- Drawn with the Sword: Reflections on the American Civil War, by James M. McPherson
- The Verge: Reflections on a Second Civil War - American Affairs Journal
- Product Description
White believers routinely misinterpreted the spiritual desires of enslaved people and misunderstood black Christians as affirming a white supremacist, paternalist gospel.
David W. Knopf, Perhaps the best single volume on what common soldiers North and South thought the war was about, and why so many believed that their cause was worth dying for. George C. A comprehensive tour de force that explores the variety of ways in which Americans—North and South, soldiers and civilians—drew on religious faith to make sense of the pace, progress, and larger meaning of the war.
A narrative overview of the war by a leading historian, this book poses the question of whether the war was waged justly, paying special attention to the criteria of discrimination did contending armies take care to differentiate between combatants and non-combatants and proportionality were the costs exacted by the war in some sense proportional to the benefits expected.
Davis sums up a life-time of studying slavery in the Western world with this accessible, yet very wide ranging volume. The emancipation of American slaves occupies only a small part of his narrative, but taking in the whole book gives readers a great understanding of where the American story fits into the much bigger picture. Because the book came from material first prepared for high school teachers, it communicates a complex story with unusual clarity.
This big new book is encyclopedic. Virtually every dimension—from the service of chaplains and revivals in the camps to scoffers who disdained religion and true believers who valued it supremely, and much more—receives splendid treatment. Harry S.
This is one of the very best books on the perennially difficult subject of Abraham Lincoln and religion. It excels at positioning Lincoln in the political and intellectual history of his own day. Robert J. Robert Miller is a Catholic priest and a long-time participant in Civil War roundtables. In this excellent book for those seeking a quick overview of the subject, he brings to bear expertly both his wide knowledge of the war and the religious sensitivity of his vocation.
Lacy K. The result is a nuanced treatment of how different economic regions of the slaveholding South came to terms with the institution in diverse and sometimes contradictory ways. Daniel W. It is a seminal work in the literature on southern Unionism that highlights the regional variations among white southern views of secession.
Drawn with the Sword: Reflections on the American Civil War, by James M. McPherson
Brief summary of content available on request by e-mail. Seller Inventory Clean copy in good to very good condition. Books ship from the US and Ireland. Seller Inventory KLJ Book Description Berkley, Condition: UsedAcceptable. Reflections on the Civil War.
Bruce Catton. Publisher: Berkley , This specific ISBN edition is currently not available. View all copies of this ISBN edition:. Synopsis About this title Edited from tapes that the Pulitzer prize-winnng historian made before his death, this moving, informative book paints an intimate portrait of war. Review : This eclectic collection of historical musings, published posthumously from educational tape recordings Catton made during his life, is must reading for Civil War buffs.
The Verge: Reflections on a Second Civil War - American Affairs Journal
Buy Used View Book. Other Popular Editions of the Same Title. Doubleday, Hardcover.
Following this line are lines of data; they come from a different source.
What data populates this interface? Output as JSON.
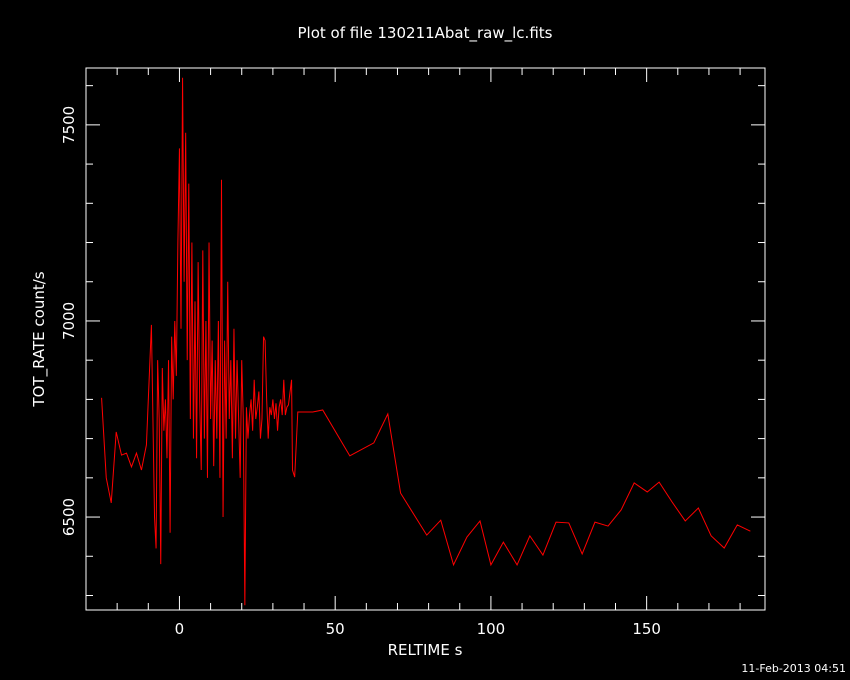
{
  "chart_data": {
    "type": "line",
    "title": "Plot of file 130211Abat_raw_lc.fits",
    "x_label": "RELTIME  s",
    "y_label": "TOT_RATE  count/s",
    "footer": "11-Feb-2013 04:51",
    "color": "#ff0000",
    "xlim": [
      -30,
      188
    ],
    "ylim": [
      6263,
      7645
    ],
    "xticks": [
      0,
      50,
      100,
      150
    ],
    "yticks": [
      6500,
      7000,
      7500
    ],
    "xminorticks": [
      -20,
      -10,
      10,
      20,
      30,
      40,
      60,
      70,
      80,
      90,
      110,
      120,
      130,
      140,
      160,
      170,
      180
    ],
    "yminorticks": [
      6300,
      6400,
      6600,
      6700,
      6800,
      6900,
      7100,
      7200,
      7300,
      7400,
      7600
    ],
    "x": [
      -25,
      -23.5,
      -21.9,
      -20.3,
      -18.6,
      -17,
      -15.4,
      -13.8,
      -12.2,
      -10.6,
      -9,
      -8,
      -7.5,
      -7,
      -6.5,
      -6,
      -5.5,
      -5,
      -4.5,
      -4,
      -3.5,
      -3,
      -2.5,
      -2,
      -1.5,
      -1,
      -0.5,
      0,
      0.5,
      1,
      1.5,
      2,
      2.5,
      3,
      3.5,
      4,
      4.5,
      5,
      5.5,
      6,
      6.5,
      7,
      7.5,
      8,
      8.5,
      9,
      9.5,
      10,
      10.5,
      11,
      11.5,
      12,
      12.5,
      13,
      13.5,
      14,
      14.5,
      15,
      15.5,
      16,
      16.5,
      17,
      17.5,
      18,
      18.5,
      19,
      19.5,
      20,
      20.5,
      21,
      21.5,
      22,
      22.5,
      23,
      23.5,
      24,
      24.5,
      25,
      25.5,
      26,
      26.5,
      27,
      27.5,
      28,
      28.5,
      29,
      29.5,
      30,
      30.5,
      31,
      31.5,
      32,
      32.5,
      33,
      33.5,
      34,
      34.5,
      35,
      36,
      36.3,
      37,
      38,
      42.8,
      46,
      54.7,
      62.4,
      66.9,
      71,
      79.4,
      83.9,
      88,
      92.3,
      96.5,
      100,
      104,
      108.4,
      112.5,
      116.7,
      120.9,
      125,
      129.3,
      133.4,
      137.6,
      141.8,
      146,
      150.2,
      154,
      158.2,
      162.4,
      166.6,
      170.7,
      174.9,
      179.1,
      183.3
    ],
    "values": [
      6804,
      6600,
      6536,
      6717,
      6658,
      6663,
      6628,
      6663,
      6620,
      6684,
      6990,
      6500,
      6420,
      6900,
      6750,
      6380,
      6880,
      6720,
      6800,
      6650,
      6900,
      6460,
      6960,
      6800,
      7000,
      6860,
      7200,
      7440,
      6980,
      7620,
      7100,
      7480,
      6900,
      7350,
      6750,
      7200,
      6700,
      7050,
      6650,
      7150,
      6800,
      6620,
      7180,
      6700,
      7000,
      6600,
      7200,
      6750,
      6950,
      6630,
      6900,
      6700,
      7000,
      6600,
      7360,
      6500,
      6950,
      6700,
      7100,
      6750,
      6900,
      6650,
      6980,
      6700,
      6900,
      6750,
      6600,
      6900,
      6750,
      6275,
      6780,
      6700,
      6760,
      6800,
      6720,
      6850,
      6750,
      6780,
      6820,
      6700,
      6750,
      6960,
      6950,
      6800,
      6700,
      6780,
      6760,
      6800,
      6750,
      6790,
      6720,
      6780,
      6800,
      6760,
      6850,
      6760,
      6780,
      6786,
      6850,
      6620,
      6602,
      6768,
      6768,
      6773,
      6656,
      6689,
      6763,
      6561,
      6454,
      6492,
      6378,
      6449,
      6490,
      6378,
      6436,
      6378,
      6452,
      6403,
      6487,
      6485,
      6406,
      6487,
      6477,
      6518,
      6587,
      6564,
      6589,
      6538,
      6490,
      6523,
      6452,
      6421,
      6480,
      6464
    ]
  }
}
Berkley, Softcover.
- When God Called on my Cellphone;
- Memento - Die Überlebenden (German Edition)?
- 50 Delicious Milkshake Recipes – Perfect Milkshakes To Serve As Frozen Treats and Desserts (The Summer Dessert Recipes And The Best Dessert Recipes Collection Book 3).
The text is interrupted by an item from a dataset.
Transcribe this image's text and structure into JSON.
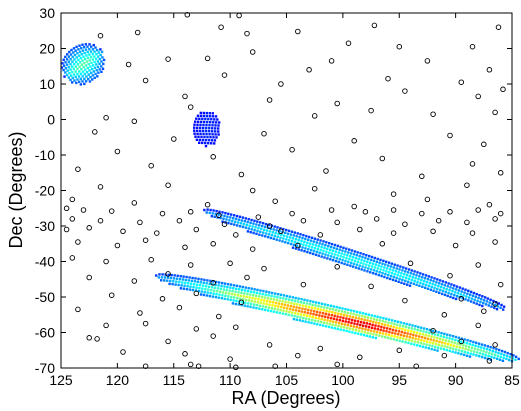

Search for all books with this author and title. Grant had said that he intended to fight it out on that line if it took all summer.
source link Lincoln added: "I say we are going through on this line if it takes three years more. Confederate President Jefferson Davis was no less determined.
We will govern ourselves. Many people in both North and South sometimes faltered in the face of the war's terrible cost in lives and resources. Others opposed the war altogether. But enough supported the contrasting goals of Lincoln and Davis that the war continued four long years, ending only when Southern resources and Confederate armies had been so eviscerated that they were no longer capable of fighting.